Quantum error correction is an essential step toward realizing large-scale fault-tolerant quantum computing. Today, public understanding of quantum computing is often shaped by the visual impression of quantum computers themselves. However, a complete superconducting quantum computer consists of several critical components, including quantum chips, quantum measurement and control systems, quantum RF systems, as well as quantum software and algorithms.


Among these components, the quantum chip is the indispensable foundation of a quantum computer, while error-correctable quantum chips represent one of the most critical strategic technologies for the future competition toward universal quantum computing.


Developing error-correctable quantum chips is fundamentally a systematic engineering challenge. It not only requires strong chip design and fabrication capabilities, but also demands close integration and coordinated optimization across quantum measurement and control systems, RF technologies, and quantum software platforms.

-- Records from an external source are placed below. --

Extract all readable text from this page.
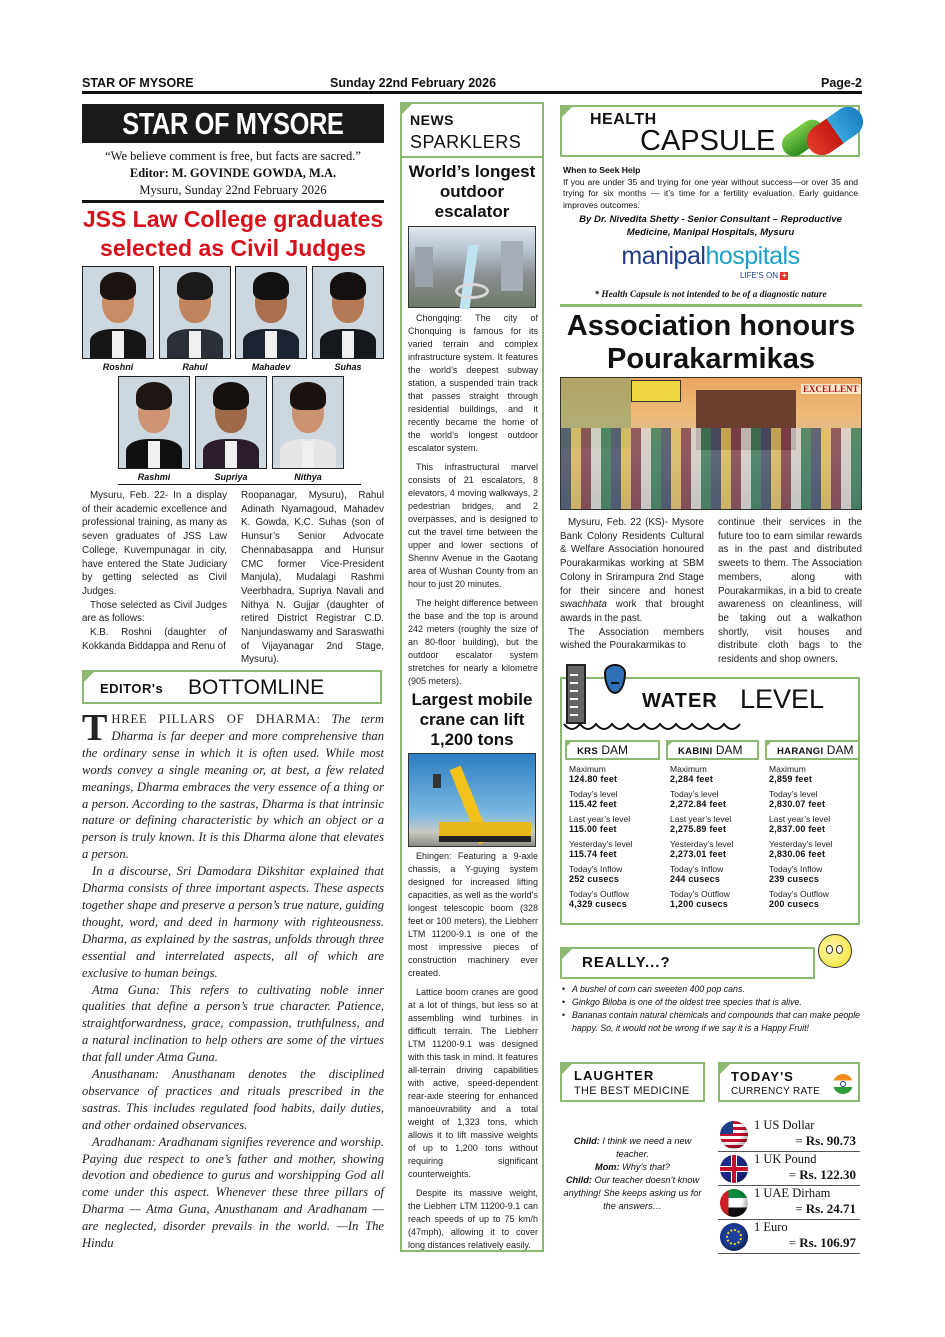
STAR OF MYSORE	Sunday 22nd February 2026	Page-2
STAR OF MYSORE
“We believe comment is free, but facts are sacred.”
Editor: M. GOVINDE GOWDA, M.A.
Mysuru, Sunday 22nd February 2026
JSS Law College graduates
selected as Civil Judges
Roshni	Rahul	Mahadev	Suhas
Rashmi	Supriya	Nithya

Mysuru, Feb. 22- In a display of their academic excellence and professional training, as many as seven graduates of JSS Law College, Kuvempunagar in city, have entered the State Judiciary by getting selected as Civil Judges.

Those selected as Civil Judges are as follows:

K.B. Roshni (daughter of Kokkanda Biddappa and Renu of

Roopanagar, Mysuru), Rahul Adinath Nyamagoud, Mahadev K. Gowda, K.C. Suhas (son of Hunsur’s Senior Advocate Chennabasappa and Hunsur CMC former Vice-President Manjula), Mudalagi Rashmi Veerbhadra, Supriya Navali and Nithya N. Gujjar (daughter of retired District Registrar C.D. Nanjundaswamy and Saraswathi of Vijayanagar 2nd Stage, Mysuru).

EDITOR's BOTTOMLINE

THREE PILLARS OF DHARMA: The term Dharma is far deeper and more comprehensive than the ordinary sense in which it is often used. While most words convey a single meaning or, at best, a few related meanings, Dharma embraces the very essence of a thing or a person. According to the sastras, Dharma is that intrinsic nature or defining characteristic by which an object or a person is truly known. It is this Dharma alone that elevates a person.

In a discourse, Sri Damodara Dikshitar explained that Dharma consists of three important aspects. These aspects together shape and preserve a person’s true nature, guiding thought, word, and deed in harmony with righteousness. Dharma, as explained by the sastras, unfolds through three essential and interrelated aspects, all of which are exclusive to human beings.

Atma Guna: This refers to cultivating noble inner qualities that define a person’s true character. Patience, straightforwardness, grace, compassion, truthfulness, and a natural inclination to help others are some of the virtues that fall under Atma Guna.

Anusthanam: Anusthanam denotes the disciplined observance of practices and rituals prescribed in the sastras. This includes regulated food habits, daily duties, and other ordained observances.

Aradhanam: Aradhanam signifies reverence and worship. Paying due respect to one’s father and mother, showing devotion and obedience to gurus and worshipping God all come under this aspect. Whenever these three pillars of Dharma — Atma Guna, Anusthanam and Aradhanam — are neglected, disorder prevails in the world. —In The Hindu

NEWS
SPARKLERS
World’s longest outdoor escalator

Chongqing: The city of Chonquing is famous for its varied terrain and complex infrastructure system. It features the world’s deepest subway station, a suspended train track that passes straight through residential buildings, and it recently became the home of the world’s longest outdoor escalator system.

This infrastructural marvel consists of 21 escalators, 8 elevators, 4 moving walkways, 2 pedestrian bridges, and 2 overpasses, and is designed to cut the travel time between the upper and lower sections of Shennv Avenue in the Gaotang area of Wushan County from an hour to just 20 minutes.

The height difference between the base and the top is around 242 meters (roughly the size of an 80-floor building), but the outdoor escalator system stretches for nearly a kilometre (905 meters).

Largest mobile crane can lift 1,200 tons

Ehingen: Featuring a 9-axle chassis, a Y-guying system designed for increased lifting capacities, as well as the world’s longest telescopic boom (328 feet or 100 meters), the Liebherr LTM 11200-9.1 is one of the most impressive pieces of construction machinery ever created.

Lattice boom cranes are good at a lot of things, but less so at assembling wind turbines in difficult terrain. The Liebherr LTM 11200-9.1 was designed with this task in mind. It features all-terrain driving capabilities with active, speed-dependent rear-axle steering for enhanced manoeuvrability and a total weight of 1,323 tons, which allows it to lift massive weights of up to 1,200 tons without requiring significant counterweights.

Despite its massive weight, the Liebherr LTM 11200-9.1 can reach speeds of up to 75 km/h (47mph), allowing it to cover long distances relatively easily.

HEALTH
CAPSULE
When to Seek Help
If you are under 35 and trying for one year without success—or over 35 and trying for six months — it’s time for a fertility evaluation. Early guidance improves outcomes.
By Dr. Nivedita Shetty - Senior Consultant – Reproductive Medicine, Manipal Hospitals, Mysuru
manipalhospitals
LIFE'S ON +
* Health Capsule is not intended to be of a diagnostic nature
Association honours
Pourakarmikas
EXCELLENT

Mysuru, Feb. 22 (KS)- Mysore Bank Colony Residents Cultural & Welfare Association honoured Pourakarmikas working at SBM Colony in Srirampura 2nd Stage for their sincere and honest swachhata work that brought awards in the past.

The Association members wished the Pourakarmikas to

continue their services in the future too to earn similar rewards as in the past and distributed sweets to them. The Association members, along with Pourakarmikas, in a bid to create awareness on cleanliness, will be taking out a walkathon shortly, visit houses and distribute cloth bags to the residents and shop owners.

WATER LEVEL
KRS DAM
Maximum
124.80 feet
Today’s level
115.42 feet
Last year’s level
115.00 feet
Yesterday’s level
115.74 feet
Today’s Inflow
252 cusecs
Today’s Outflow
4,329 cusecs
KABINI DAM
Maximum
2,284 feet
Today’s level
2,272.84 feet
Last year’s level
2,275.89 feet
Yesterday’s level
2,273.01 feet
Today’s Inflow
244 cusecs
Today’s Outflow
1,200 cusecs
HARANGI DAM
Maximum
2,859 feet
Today’s level
2,830.07 feet
Last year’s level
2,837.00 feet
Yesterday’s level
2,830.06 feet
Today’s Inflow
239 cusecs
Today’s Outflow
200 cusecs
REALLY...?
• A bushel of corn can sweeten 400 pop cans.
• Ginkgo Biloba is one of the oldest tree species that is alive.
• Bananas contain natural chemicals and compounds that can make people happy. So, it would not be wrong if we say it is a Happy Fruit!
LAUGHTER
THE BEST MEDICINE
Child: I think we need a new teacher.
Mom: Why’s that?
Child: Our teacher doesn’t know anything! She keeps asking us for the answers…
TODAY'S
CURRENCY RATE
1 US Dollar
= Rs. 90.73
1 UK Pound
= Rs. 122.30
1 UAE Dirham
= Rs. 24.71
1 Euro
= Rs. 106.97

For this reason, the Logical Qubit Technology team has, from the very beginning, focused on the combined strengths of "technology-driven innovation and engineering capability." Building upon the technical foundation of the Zhejiang University superconducting quantum computing laboratory in chip design and fabrication, the team continues to advance Surface Code-based quantum error correction while simultaneously exploring and validating more efficient next-generation error correction approaches.


At the same time, the company continues to strengthen its engineering capabilities and independently master the core technologies spanning quantum chips, RF systems, quantum measurement and control systems, and full-stack quantum computers — accelerating the arrival of the quantum computing era through a pragmatic and engineering-oriented approach.